God’s instrument in restoring him was then Archbishop Quarracino of Buenos Aires. Archbishop Quarracino admired Bergoglio’s rapport with the younger Jesuits and other young priests. He was impressed with his love and care for the poor. He was not quite sure why Jesuit superiors had problems with him, but he saw Bergoglio as precisely the leader he needed for Flores, a poor area of Buenos Aires. Quarracino had formed a team of young priests for this ministry among slum dwellers. He needed Jorge Bergoglio to lead and support them.
So he maneuvered to have Fr Bergoglio appointed Auxiliary Bishop and eventually Coadjutor Archbishop with right of succession. Bergoglio continued to live in the Provincial house. Initially it was okay, but the provincial became uncomfortable with his presence, perhaps because he had such great influence on the young Jesuits, and eventually had Fr Kolvenbach write a letter asking Jorge to leave the Jesuit house. This must have hurt, because Archbishop and later Cardinal Bergoglio never again entered a Jesuit house, until he became Pope.
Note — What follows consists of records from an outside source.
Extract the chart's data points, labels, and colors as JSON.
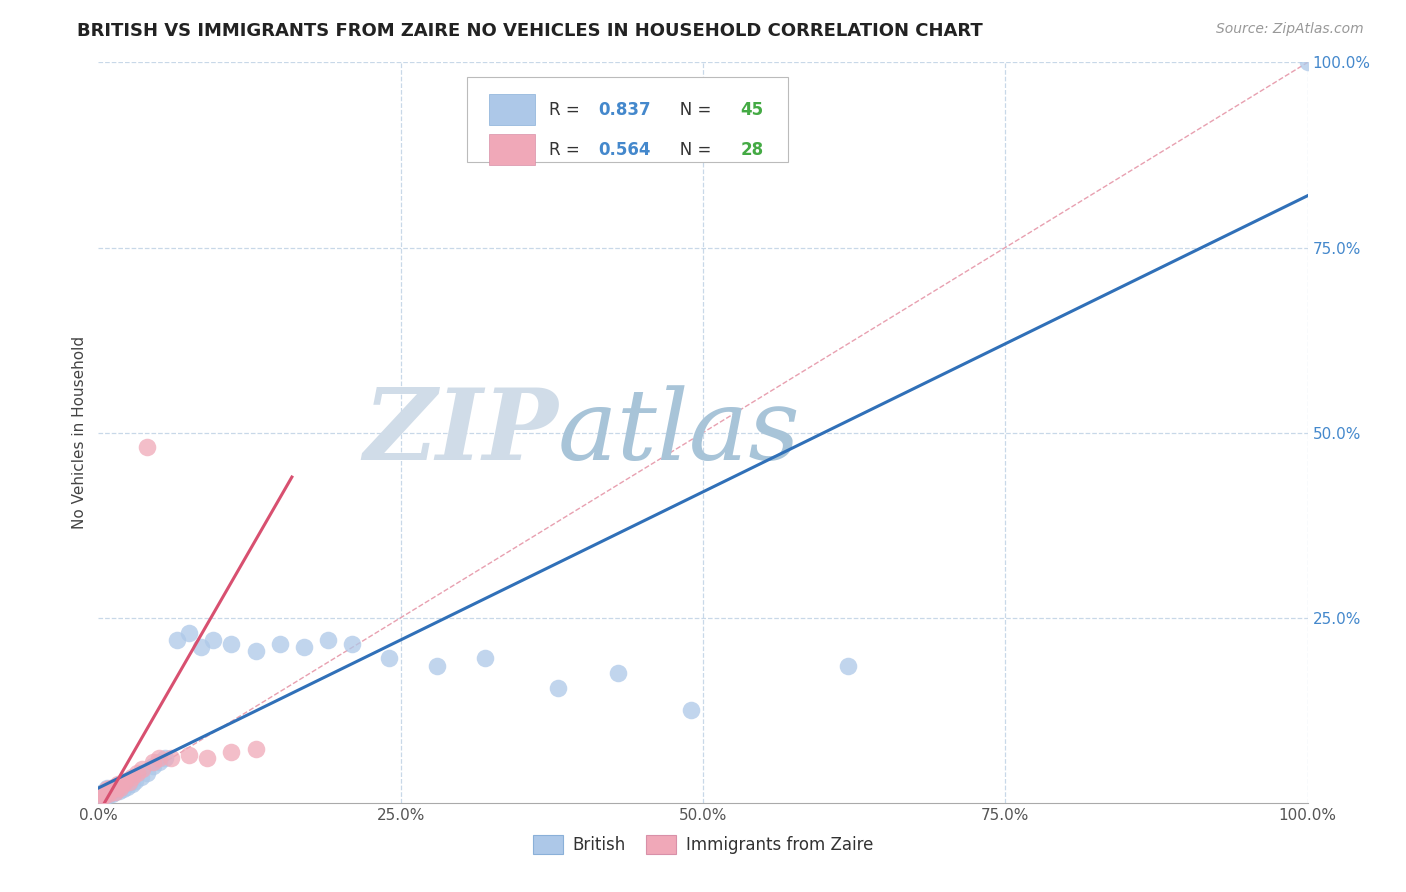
{
  "title": "BRITISH VS IMMIGRANTS FROM ZAIRE NO VEHICLES IN HOUSEHOLD CORRELATION CHART",
  "source": "Source: ZipAtlas.com",
  "ylabel": "No Vehicles in Household",
  "xlim": [
    0,
    1
  ],
  "ylim": [
    0,
    1
  ],
  "xticks": [
    0.0,
    0.25,
    0.5,
    0.75,
    1.0
  ],
  "yticks": [
    0.0,
    0.25,
    0.5,
    0.75,
    1.0
  ],
  "xticklabels": [
    "0.0%",
    "25.0%",
    "50.0%",
    "75.0%",
    "100.0%"
  ],
  "yticklabels": [
    "",
    "25.0%",
    "50.0%",
    "75.0%",
    "100.0%"
  ],
  "british_R": 0.837,
  "british_N": 45,
  "zaire_R": 0.564,
  "zaire_N": 28,
  "british_color": "#adc8e8",
  "british_line_color": "#3070b8",
  "zaire_color": "#f0a8b8",
  "zaire_line_color": "#d85070",
  "background_color": "#ffffff",
  "grid_color": "#c8d8e8",
  "watermark_zip": "ZIP",
  "watermark_atlas": "atlas",
  "watermark_color_zip": "#d0dce8",
  "watermark_color_atlas": "#a8c4d8",
  "legend_R_color": "#4488cc",
  "legend_N_color": "#44aa44",
  "british_x": [
    0.003,
    0.004,
    0.005,
    0.006,
    0.007,
    0.008,
    0.009,
    0.01,
    0.011,
    0.012,
    0.013,
    0.014,
    0.015,
    0.016,
    0.017,
    0.018,
    0.02,
    0.022,
    0.024,
    0.026,
    0.028,
    0.03,
    0.035,
    0.04,
    0.045,
    0.05,
    0.055,
    0.065,
    0.075,
    0.085,
    0.095,
    0.11,
    0.13,
    0.15,
    0.17,
    0.19,
    0.21,
    0.24,
    0.28,
    0.32,
    0.38,
    0.43,
    0.49,
    0.62,
    1.0
  ],
  "british_y": [
    0.01,
    0.015,
    0.008,
    0.012,
    0.02,
    0.01,
    0.015,
    0.018,
    0.012,
    0.016,
    0.02,
    0.014,
    0.018,
    0.022,
    0.016,
    0.02,
    0.018,
    0.025,
    0.022,
    0.028,
    0.025,
    0.03,
    0.035,
    0.04,
    0.05,
    0.055,
    0.06,
    0.22,
    0.23,
    0.21,
    0.22,
    0.215,
    0.205,
    0.215,
    0.21,
    0.22,
    0.215,
    0.195,
    0.185,
    0.195,
    0.155,
    0.175,
    0.125,
    0.185,
    1.0
  ],
  "zaire_x": [
    0.003,
    0.004,
    0.005,
    0.006,
    0.007,
    0.008,
    0.009,
    0.01,
    0.012,
    0.013,
    0.014,
    0.015,
    0.016,
    0.018,
    0.02,
    0.022,
    0.025,
    0.028,
    0.032,
    0.036,
    0.04,
    0.045,
    0.05,
    0.06,
    0.075,
    0.09,
    0.11,
    0.13
  ],
  "zaire_y": [
    0.008,
    0.012,
    0.01,
    0.015,
    0.018,
    0.012,
    0.016,
    0.02,
    0.018,
    0.022,
    0.015,
    0.02,
    0.025,
    0.02,
    0.025,
    0.03,
    0.028,
    0.035,
    0.04,
    0.045,
    0.48,
    0.055,
    0.06,
    0.06,
    0.065,
    0.06,
    0.068,
    0.072
  ],
  "british_line_x0": 0.0,
  "british_line_y0": 0.02,
  "british_line_x1": 1.0,
  "british_line_y1": 0.82,
  "zaire_line_x0": 0.005,
  "zaire_line_y0": 0.0,
  "zaire_line_x1": 0.16,
  "zaire_line_y1": 0.44
}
But he harbored no resentments. After he was elected Pope, he immediately reached out to Fr General Nicolas, had dinner at our Jesuit Curia and we know he visited Jesuit houses in all his many papal travels. He became our Pope, our Jesuit brother Pope.
We are saddened at his loss. But grateful that God gave him to us for over 12 years. He has shown us how it is to live as followers of Christ both in our personal lives and in our mission of leadership. May he pray for us that we seek to follow Christ as faithfully as he did – in our personal lives and in our carrying out of mission.